Jon is a farmer from northeastern Thailand. He founded the Pun Pun Center for Self-reliance, an organic farm outside Chiang Mai, with his wife Peggy Reents in 2003. Pun Pun doubles as a center for sustainable living and seed production, aiming to bring indigenous and rare seeds back into use. It regularly hosts training on simple techniques to live more sustainably. Outside of Pun Pun, Jon is a leader in bringing the natural building movement to Thailand, appearing as a spokesperson on dozens of publications and TV programs for the past 10 years. He continually strives to find easier ways for people to fulfill their basic needs.
Dhammananda Bikkuni
One of 1000 women nominated for the Nobel Peace Award (2000), Ven. Dhammananda became the first female Buddhist monk in Theravada in Thailand. Better known in the world of academia as Dr. Chatsumarn Kabilsingh, she earned her Ph.D. in Buddhism from Magadh University in India, and then taught at Thammasat University in Bangkok, in the Department of Philosophy and Religion, for over 30 years. In the circle of Buddhist academics, she has focused on the empowerment of women. She walks with ease in her robe, sharing the international stage with both academics and activists. A firm believer that change comes about only from a change of the heart — rather than the head — Dhamananda seeks to bring about change by speaking from the heart.
Ryan Libre is an independent documentary photographer, filmmaker and photography educator. His images have been exhibited at over 20 solo exhibitions, winning the Nikon Inspiration Award in 2010. He has also received a grant from the Pulitzer Center. His major projects include photo documentaries of the Kachin Independence Army in Burma, and Daisetsuzan National Park, the largest national park in Japan. In 2008, Ryan founded Documentary Arts Asia (DAA) to promote photo culture, advance visual literacy, and support documentary artists in Asia. In February 2012, DAA will launch the Chiang Mai Documentary Arts Festival.
Chadwick Gray and Laura Spector (Chadwick & Spector), are award-winning collaborative visual artists who have been searching for lost and forgotten artwork in storage facilities of museums around the world for the past 20 years. They are both Fellows of the prestigious New York Foundation for the Arts, and have been short-listed in the top thirty artists working in Asia by The Sovereign Asian Art Award in both 2006 and 2008. Their work has been published in The Harvard Review, Ripley’s Believe It Or Not!, and in the book, The Real Real Thing: The Model in the Mirror of Art by Wendy Steiner. Currently, they are collaborating with musicians via the Internet, such as Anton Fig, drummer for Paul Shaffer and the CBS orchestra from the Late Show with David Letterman, to score time-lapse films of the process of their artwork.

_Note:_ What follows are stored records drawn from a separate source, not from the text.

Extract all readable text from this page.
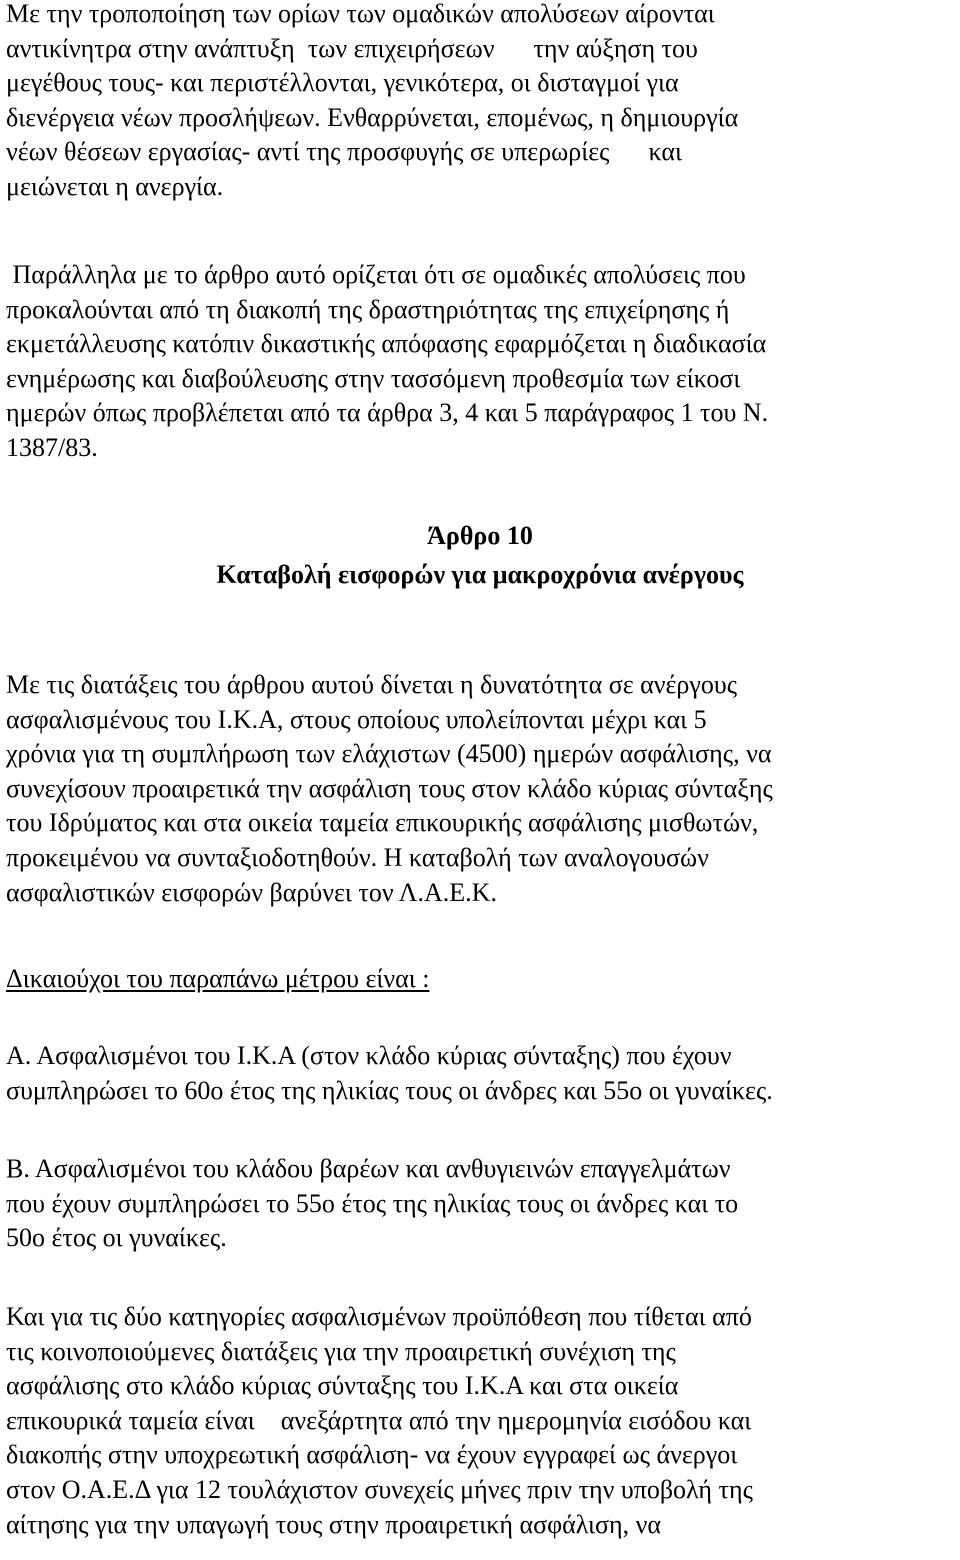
Με την τροποποίηση των ορίων των ομαδικών απολύσεων αίρονται
αντικίνητρα στην ανάπτυξη  των επιχειρήσεων      την αύξηση του
μεγέθους τους- και περιστέλλονται, γενικότερα, οι δισταγμοί για
διενέργεια νέων προσλήψεων. Ενθαρρύνεται, επομένως, η δημιουργία
νέων θέσεων εργασίας- αντί της προσφυγής σε υπερωρίες      και
μειώνεται η ανεργία.
Παράλληλα με το άρθρο αυτό ορίζεται ότι σε ομαδικές απολύσεις που
προκαλούνται από τη διακοπή της δραστηριότητας της επιχείρησης ή
εκμετάλλευσης κατόπιν δικαστικής απόφασης εφαρμόζεται η διαδικασία
ενημέρωσης και διαβούλευσης στην τασσόμενη προθεσμία των είκοσι
ημερών όπως προβλέπεται από τα άρθρα 3, 4 και 5 παράγραφος 1 του Ν.
1387/83.
Άρθρο 10
Καταβολή εισφορών για μακροχρόνια ανέργους
Με τις διατάξεις του άρθρου αυτού δίνεται η δυνατότητα σε ανέργους
ασφαλισμένους του Ι.Κ.Α, στους οποίους υπολείπονται μέχρι και 5
χρόνια για τη συμπλήρωση των ελάχιστων (4500) ημερών ασφάλισης, να
συνεχίσουν προαιρετικά την ασφάλιση τους στον κλάδο κύριας σύνταξης
του Ιδρύματος και στα οικεία ταμεία επικουρικής ασφάλισης μισθωτών,
προκειμένου να συνταξιοδοτηθούν. Η καταβολή των αναλογουσών
ασφαλιστικών εισφορών βαρύνει τον Λ.Α.Ε.Κ.
Δικαιούχοι του παραπάνω μέτρου είναι :
Α. Ασφαλισμένοι του Ι.Κ.Α (στον κλάδο κύριας σύνταξης) που έχουν
συμπληρώσει το 60ο έτος της ηλικίας τους οι άνδρες και 55ο οι γυναίκες.
Β. Ασφαλισμένοι του κλάδου βαρέων και ανθυγιεινών επαγγελμάτων
που έχουν συμπληρώσει το 55ο έτος της ηλικίας τους οι άνδρες και το
50ο έτος οι γυναίκες.
Και για τις δύο κατηγορίες ασφαλισμένων προϋπόθεση που τίθεται από
τις κοινοποιούμενες διατάξεις για την προαιρετική συνέχιση της
ασφάλισης στο κλάδο κύριας σύνταξης του Ι.Κ.Α και στα οικεία
επικουρικά ταμεία είναι    ανεξάρτητα από την ημερομηνία εισόδου και
διακοπής στην υποχρεωτική ασφάλιση- να έχουν εγγραφεί ως άνεργοι
στον Ο.Α.Ε.Δ για 12 τουλάχιστον συνεχείς μήνες πριν την υποβολή της
αίτησης για την υπαγωγή τους στην προαιρετική ασφάλιση, να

Mohezin Tejani, an Indian-Shia Muslim by ancestry, is a political refugee from Idi Amin's Uganda and an award-winning writer. Liberated from the confines of his own culture by political realities, he set out at the age of twenty-one to learn how to be rooted in the absence of a place to call home. Over the next three decades on the road, he worked with humanitarian agencies, learned a slew of languages, became a cross-cultural trainer, an impromptu comedian, and a great campfire storyteller. Through his writings—a bhangra dance across time and space—he deftly explores both geographical and psychological displacement. Yet it is precisely through such disorientation and a host of intercultural encounters that he has come to value and share with others what it means to be a global nomad. Mo currently resides in Chiang Mai, Thailand.
James Robert Fuller is a British photojournalist based in Thailand. His work is focused on the long-term consequences of conflict and disaster, often examining the themes of home and dislocation. His ongoing projects document the resettlement of refugees from Burma to the United States, the armed opposition by ethnic groups to Burma's military regime, and the lives of Acehnese survivors of the 2004 tsunami. His images have been projected at the Visa Pour L'Image Photojournalism Festival and appeared in international publications such as The New York Times, Rolling Stone, Marie Claire and Paris Match.